No, it needs to be dep:groupId here as you had "<dep:environment
> xmlns:dep="http://geronimo.apache.org/xml/ns/deployment-1.1";>" defined earlier.

This I got from an example but I still would like an explanation of what it means. To me it looks I just use the package of the bean as that is what the example had (with a trailing dot) but no mention is made as what, how or why.
An artifactid is the artifact/module's unique id inside of the repository (typical location is server_home\repository).
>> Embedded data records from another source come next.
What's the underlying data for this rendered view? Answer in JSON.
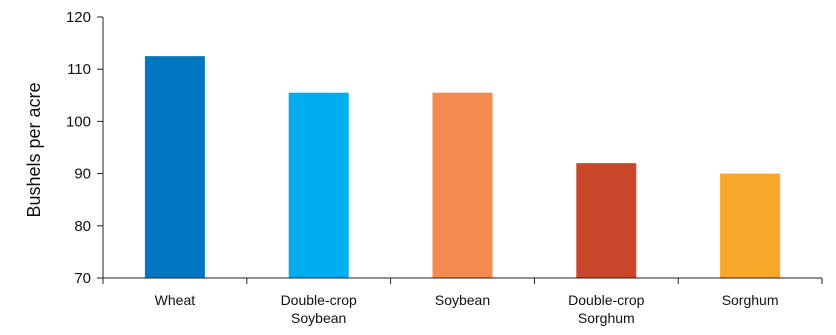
{
  "chart_data": {
    "type": "bar",
    "title": "",
    "xlabel": "",
    "ylabel": "Bushels per acre",
    "ylim": [
      70,
      120
    ],
    "yticks": [
      70,
      80,
      90,
      100,
      110,
      120
    ],
    "grid": false,
    "categories": [
      [
        "Wheat"
      ],
      [
        "Double-crop",
        "Soybean"
      ],
      [
        "Soybean"
      ],
      [
        "Double-crop",
        "Sorghum"
      ],
      [
        "Sorghum"
      ]
    ],
    "values": [
      112.5,
      105.5,
      105.5,
      92,
      90
    ],
    "colors": [
      "#0077c0",
      "#00adef",
      "#f58a4f",
      "#c8462a",
      "#f9a72b"
    ]
  }
}
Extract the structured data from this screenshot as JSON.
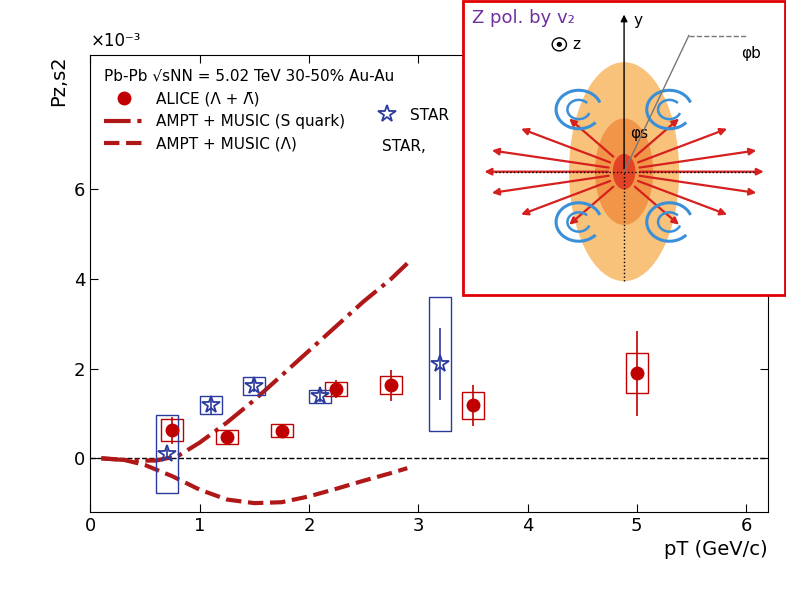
{
  "chart_data": {
    "type": "scatter",
    "xlabel": "pT (GeV/c)",
    "ylabel": "Pz,s2",
    "y_multiplier_label": "×10⁻³",
    "xlim": [
      0,
      6.2
    ],
    "ylim": [
      -1.2,
      9
    ],
    "xticks": [
      0,
      1,
      2,
      3,
      4,
      5,
      6
    ],
    "yticks": [
      0,
      2,
      4,
      6
    ],
    "reference_line": 0,
    "legend": "upper left",
    "legend_title": "Pb-Pb √sNN = 5.02 TeV 30-50% Au-Au",
    "annotations": [
      "STAR,"
    ],
    "series": [
      {
        "name": "ALICE (Λ + Λ̄)",
        "type": "scatter",
        "color": "#c00000",
        "marker": "circle",
        "x": [
          0.75,
          1.25,
          1.75,
          2.25,
          2.75,
          3.5,
          5.0
        ],
        "values": [
          0.63,
          0.48,
          0.62,
          1.55,
          1.63,
          1.18,
          1.9
        ],
        "stat_error": [
          0.3,
          0.15,
          0.15,
          0.2,
          0.35,
          0.45,
          0.95
        ],
        "sys_error": [
          0.25,
          0.15,
          0.15,
          0.15,
          0.2,
          0.3,
          0.45
        ]
      },
      {
        "name": "AMPT + MUSIC (S quark)",
        "type": "line",
        "color": "#b01818",
        "line_style": "dashdot",
        "x": [
          0.1,
          0.2,
          0.4,
          0.6,
          0.8,
          1.0,
          1.25,
          1.5,
          1.75,
          2.0,
          2.25,
          2.5,
          2.75,
          2.9
        ],
        "values": [
          0.0,
          -0.02,
          -0.05,
          -0.05,
          0.05,
          0.35,
          0.8,
          1.3,
          1.85,
          2.4,
          2.95,
          3.5,
          4.0,
          4.35
        ]
      },
      {
        "name": "AMPT + MUSIC (Λ)",
        "type": "line",
        "color": "#b01818",
        "line_style": "dashed",
        "x": [
          0.1,
          0.3,
          0.5,
          0.75,
          1.0,
          1.25,
          1.5,
          1.75,
          2.0,
          2.25,
          2.5,
          2.75,
          2.9
        ],
        "values": [
          0.0,
          -0.03,
          -0.15,
          -0.4,
          -0.7,
          -0.92,
          -1.0,
          -0.98,
          -0.85,
          -0.68,
          -0.5,
          -0.33,
          -0.22
        ]
      },
      {
        "name": "STAR",
        "type": "scatter",
        "color": "#2b3a9e",
        "marker": "star",
        "x": [
          0.7,
          1.1,
          1.5,
          2.1,
          3.2
        ],
        "values": [
          0.1,
          1.18,
          1.62,
          1.38,
          2.1
        ],
        "stat_error": [
          0.1,
          0.2,
          0.15,
          0.12,
          0.8
        ],
        "sys_error": [
          0.87,
          0.2,
          0.2,
          0.15,
          1.5
        ]
      }
    ],
    "inset": {
      "title": "Z pol. by v₂",
      "axis_labels": [
        "z",
        "y"
      ],
      "angle_labels": [
        "φb",
        "φs"
      ]
    }
  }
}
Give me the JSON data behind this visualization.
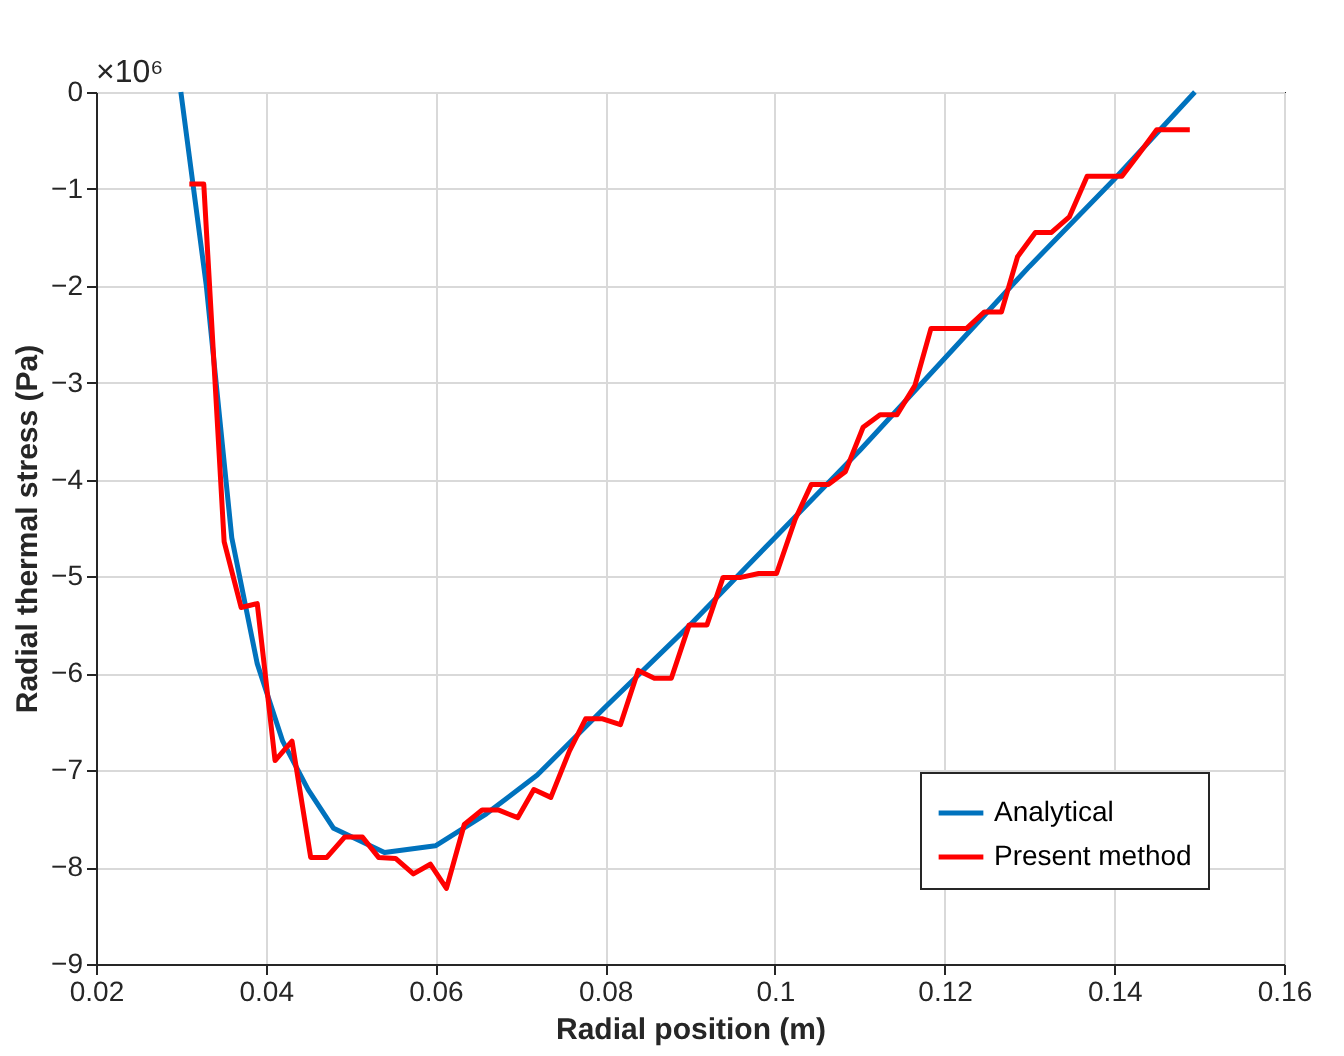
{
  "chart_data": {
    "type": "line",
    "xlabel": "Radial position (m)",
    "ylabel": "Radial thermal stress (Pa)",
    "annotations": [
      "×10⁶"
    ],
    "xlim": [
      0.02,
      0.16
    ],
    "xticks": [
      0.02,
      0.04,
      0.06,
      0.08,
      0.1,
      0.12,
      0.14,
      0.16
    ],
    "ylim": [
      -9,
      0
    ],
    "yticks": [
      -9,
      -8,
      -7,
      -6,
      -5,
      -4,
      -3,
      -2,
      -1,
      0
    ],
    "grid": true,
    "legend": "bottom right",
    "line_style": "solid",
    "marker": "none",
    "series": [
      {
        "name": "Analytical",
        "color": "#0072bd",
        "x": [
          0.03,
          0.033,
          0.036,
          0.039,
          0.042,
          0.045,
          0.048,
          0.054,
          0.06,
          0.066,
          0.072,
          0.08,
          0.09,
          0.1,
          0.11,
          0.12,
          0.13,
          0.14,
          0.1495
        ],
        "values": [
          0,
          -2.0,
          -4.6,
          -5.9,
          -6.7,
          -7.2,
          -7.6,
          -7.85,
          -7.78,
          -7.45,
          -7.05,
          -6.35,
          -5.5,
          -4.6,
          -3.7,
          -2.75,
          -1.8,
          -0.9,
          0
        ]
      },
      {
        "name": "Present method",
        "color": "#ff0000",
        "x": [
          0.031,
          0.0327,
          0.0351,
          0.0371,
          0.039,
          0.0411,
          0.0431,
          0.0453,
          0.0472,
          0.0493,
          0.0514,
          0.0533,
          0.0553,
          0.0574,
          0.0594,
          0.0613,
          0.0634,
          0.0655,
          0.0674,
          0.0697,
          0.0716,
          0.0736,
          0.0758,
          0.0777,
          0.0797,
          0.0818,
          0.0839,
          0.0858,
          0.0878,
          0.0899,
          0.092,
          0.0939,
          0.096,
          0.0981,
          0.1002,
          0.1024,
          0.1043,
          0.1063,
          0.1083,
          0.1104,
          0.1124,
          0.1144,
          0.1165,
          0.1184,
          0.1205,
          0.1226,
          0.1247,
          0.1267,
          0.1286,
          0.1307,
          0.1326,
          0.1347,
          0.1368,
          0.1387,
          0.1409,
          0.1429,
          0.145,
          0.1489
        ],
        "values": [
          -0.95,
          -0.95,
          -4.64,
          -5.32,
          -5.28,
          -6.9,
          -6.7,
          -7.9,
          -7.9,
          -7.69,
          -7.69,
          -7.9,
          -7.91,
          -8.07,
          -7.97,
          -8.22,
          -7.56,
          -7.41,
          -7.41,
          -7.49,
          -7.2,
          -7.28,
          -6.8,
          -6.47,
          -6.47,
          -6.53,
          -5.97,
          -6.05,
          -6.05,
          -5.5,
          -5.5,
          -5.01,
          -5.01,
          -4.97,
          -4.97,
          -4.41,
          -4.05,
          -4.05,
          -3.92,
          -3.46,
          -3.33,
          -3.33,
          -3.03,
          -2.44,
          -2.44,
          -2.44,
          -2.27,
          -2.27,
          -1.7,
          -1.45,
          -1.45,
          -1.29,
          -0.87,
          -0.87,
          -0.87,
          -0.64,
          -0.39,
          -0.39
        ]
      }
    ]
  }
}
You need to come up with a unique id for your module. This is actually a maven concept.

Okay, this is what I thought so when I have an EAR with an EJB and WAR what do I have? 1 module (the application) with 2 or 3 artifiacts unique within the module but not necessarily unique to all of the server OR 3 moules one for the ear, war, and ejb and they need to be unique globally? Again this is the stuff that is missing a good narrative in my opinion.

I would like to write up something covering all this stuff as I feel I am not the only one in this boat. However I cannot write about what I do not grasp fully.

Then there is the dep:dependency. I added geronimo/tomcat in because I was asked to do so (thanks again by the way). I assume it is telling geronimo that I want to use tomcat as my web container but again I can't find any decent explanation as to what is going on. The IoC design of this thing is real cool but unless I am just totally stupid ( I am green with EJB ) I cannot seem to find anything that pieces things together in any coherent fashion.

Am I missing something? Did all of you pop in and look at the plan docs and just suddenly realize how to do it in a day or something?

By specifying the dependencies, your app asks the server to make sure all the dependency modules are avail when your app starts.

I _understand_ what a dependency means _BUT_ I could not find anything that specified what modules you need, what are supplied as default, and how you would know if you need them. There are a lot of things in the repository after you install geronimo. It looks like all of geronimo is a bunch of modules working together (great concept, I like the Spring methodology) but to me as a newbie I think they are just part of geronimo and that I do not need to mess with anything in there.

HTH, Lin

Thanks Lin, I hope others can also jump in a get a good discussion going. Maybe I will get enough info and work my way through my problems to actually write up a good overview.